With its new “DBS” watch, high end niche brand/manufacture Arnold & Son makes its first but surely not its last appearance on Perpetuelle. This is a darn beautiful watch, with great symmetry and great mechanics — yes that is a double balance wheel you see above. It is also a piece with a great historical tie-in.
Before I get into the particulars of the DBS, just a heads up that because this is the first I have featured Arnold & Sons here at Perpetuelle, included at the bottom of the page a brief overview of the Arnold & Sons brand (with both historical and modern day context). But in a nutshell, Arnold & Son is basically a niche independent brand and manufacture of their own calibers focused around specialty complications. Now, on to the watch. The Arnold & Sons DBS Equation Sidereal is a modern day tribute to two watches made by esteemed watchmaker John Roger Arnold (1736-1799) that showed mean solar and sidereal time on two separate subdials.
John Roger Arnold, mean and sidereal pocket chronometer with Bimetallic “Z” balance
No.2, London, 1796-1799
The movements of these two watches, made between 1796 and 1799, featured some of the most famous inventions of father and son, including their fabulous thermo-compensated Z balance, expansion escapement and gold helical spring. It is no exaggeration to say that they represented the state of the art in the micromechanics of their time.
Watches with a sidereal time display were extremely rare at this time and they remain rare today. After the Arnolds had paved the way, it was none other than Abraham Louis Breguet (a friend of John Arnold) who followed in their footsteps and produced a few watches with a sidereal time display and a similar dial layout (such as No. 3863, sold in 1824).
Arnold & Son DBS Watch
(Double Balance and Sideral Time)
Price: $46,500 US
44mm rose gold case, sapphire caseback, local hours, minutes and seconds, sidereal hours and minutes, local time 24 h indicator, sidereal time 24 h indicator
Creating a precise sidereal time display is a tall order. Simply adding a second gear train to a standard movement showing mean solar time is not a viable solution because a mean sidereal day is about 23 hours, 56 minutes, 4.091 seconds, which is not a round fraction of the 24 hours in a mean solar day.

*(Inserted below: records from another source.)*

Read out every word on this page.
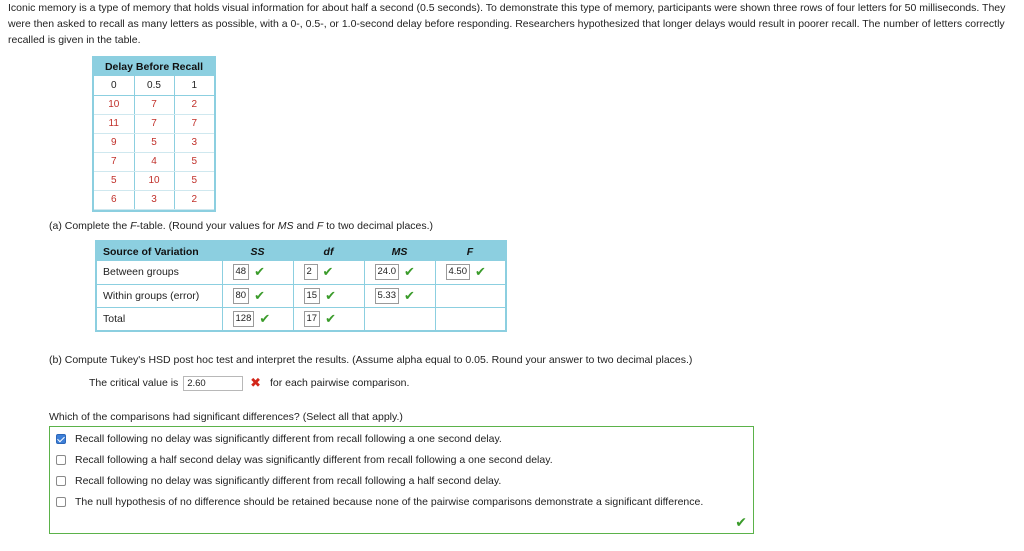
Iconic memory is a type of memory that holds visual information for about half a second (0.5 seconds). To demonstrate this type of memory, participants were shown three rows of four letters for 50 milliseconds. They were then asked to recall as many letters as possible, with a 0-, 0.5-, or 1.0-second delay before responding. Researchers hypothesized that longer delays would result in poorer recall. The number of letters correctly recalled is given in the table.

Delay Before Recall		
0	0.5	1
10	7	2
11	7	7
9	5	3
7	4	5
5	10	5
6	3	2

(a) Complete the F-table. (Round your values for MS and F to two decimal places.)

Source of Variation	SS	df	MS	F
Between groups	48 ✔	2 ✔	24.0 ✔	4.50 ✔
Within groups (error)	80 ✔	15 ✔	5.33 ✔	
Total	128 ✔	17 ✔		

(b) Compute Tukey's HSD post hoc test and interpret the results. (Assume alpha equal to 0.05. Round your answer to two decimal places.)

The critical value is 2.60	✖ for each pairwise comparison.

Which of the comparisons had significant differences? (Select all that apply.)

Recall following no delay was significantly different from recall following a one second delay.
Recall following a half second delay was significantly different from recall following a one second delay.
Recall following no delay was significantly different from recall following a half second delay.
The null hypothesis of no difference should be retained because none of the pairwise comparisons demonstrate a significant difference.
✔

For Arnold & Son, the choice was to create a movement specifically for sidereal time, with a double barrel/gear train and double balance/escapement running at different speeds that enables the watch to display mean solar time and mean sidereal time simultaneously. This technical solution has the additional advantage that neither of the two indications saps energy from the other.
Manufacture Arnold & Son mechanical caliber A&S1311
hand-wound, power reserve 40 h, 21’600 vph (3Hz)
Movement decoration: Nickel-silver movement, rhodium treated with Haute Horlogerie finishing: hand chamfered bridges and polished edges, fine circular graining and ‘Côtes de Genève’, blued screws
If anyone has comments on the quality of movement decoration compares to other esteemed brands, please do tell.
Watches with a double balance and escapement are extremely rare today (I believe Greubel Forsey has or is working on a novel approach on this…and others?), so Arnold & Son should rightly take some pride in this piece in the mechanics of this piece. And the overall aesthetic is also praiseworthy — the dial has beautiful symmetry and balance and the view of the double balance wheels is a real treat.
Arnold & Son Background
First a bit of background on the brand. The namesake is one John Arnold, Cornwall in 1736. His father was a watchmaker and his uncle a gunsmith, which probably explains his early interest in precision engineering and metalwork. A talented craftsman and scholar, he left England for the Netherlands at the age of 19 after completing his apprenticeship to hone his watchmaking skills. He returned two years later speaking excellent German, which stood him in good stead later at the court of George III, and had established himself as a watchmaker of repute in London’s Strand by his mid-twenties.
After Arnold presented the smallest repeating watch ever made to King George III and to the court, he rapidly acquired a wealthy clientele. He was one of the most inventive watchmakers of his day and held patents for a detent escapement, bimetallic balance and helical balance spring . Arnold’s “No. 36” was the first timepiece to be called a chronometer, a term reserved for unusually precise watches to this day. Napoleon Bonaparte himself presented an Arnold clock to the Observatory of Milan in 1802! As well, many a famous explorer also benefited from the handiwork of Mr. Arnold — as this excellent chronology lays out.
Unlike other watch manufacturers, who often use the same calibre for different models, Arnold & Son develops a new movement for every single model — and yes they do have a spectacular lineup of calibers (see them all here), now thirteen in number with the DBS.
Now I am not exactly sure when the brand faded away (Arnold himself passed away in 1799), but it was not until 1995 (I believe)
that the brand came to be revived by British Masters (which also owns the Graham London brand).
Thus today, in a certain sense, Arnold & Son is really a Swiss watch company (based in La Chaux-de-Fonds) with no connection to the original firm founded by John Arnold. Even so, I do not have a problem with this as the name has gravitas and that the brand has been “revived” under the name of watchamaking’s greatest — and to draw inspiration from this — is great.